Portions of this document marked [ * ] are the subject of a request for confidential treatment filed with the Securities and Exchange Commission along with an unredacted version of this Agreement.

 

  1.7 Country(ies) shall mean each individual geographic region included in the Territory which has its own reimbursement authority and governing body(ies) that are charged with reviewing and approving a Market Authorization to permit marketing of the Product within its boundaries.
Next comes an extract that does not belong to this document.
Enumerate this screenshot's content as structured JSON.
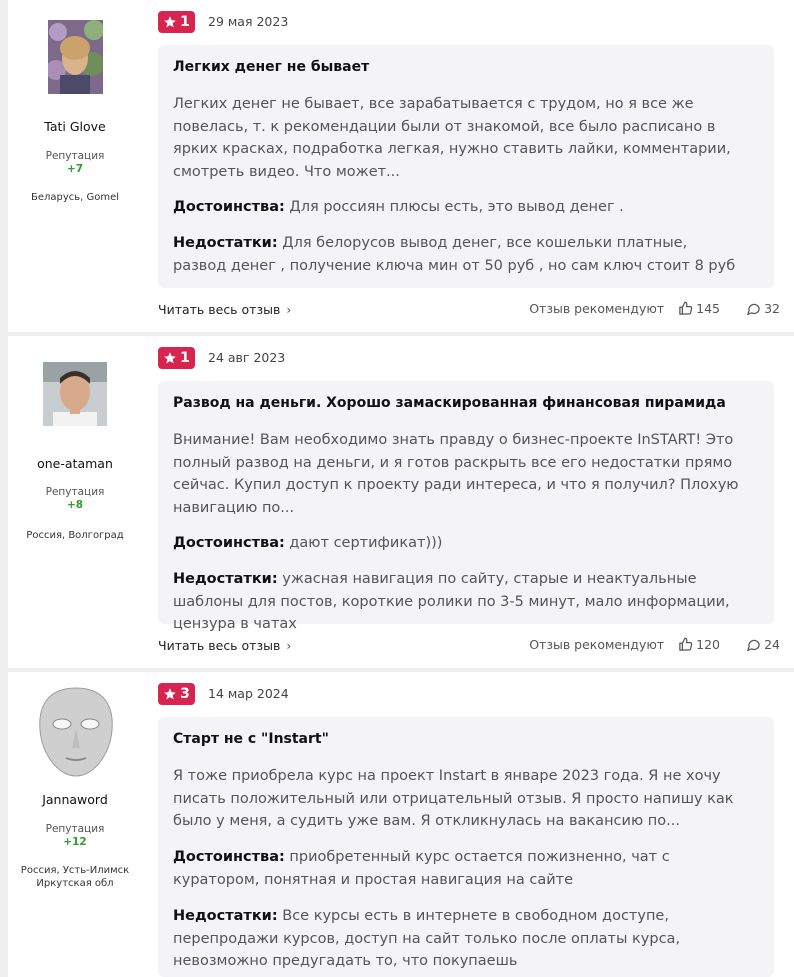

For the avoidance of doubt, the Countries shall mean those specified in Exhibit 2 to this Agreement, and any Amendments thereto.

 

  1.8 Delivery Date shall mean a calendar date upon which SOI wishes VGN to make shipment of Product ordered by SOI under a Purchase Order (PO).

 

  1.9 Effective Date shall mean the latest date upon which this Agreement was last signed by either Party to the Agreement.

 

  1.10 Exhibit shall mean a written and mutually agreed upon attachment to this Agreement specifying certain terms, conditions, descriptions, specifications and details pertaining to this Agreement, and incorporated to this Agreement by reference.

 

  1.11 Expiration Date shall mean the date which shall be specified by VGN as the last date upon which the Product shall be assured to meet the Product Specifications when stored, handled and used in accordance with its labeling, as approved in the Registrations. The Expiration Date shall be incorporated into Product labeling and packaging and shall be assigned for each Product Lot Number.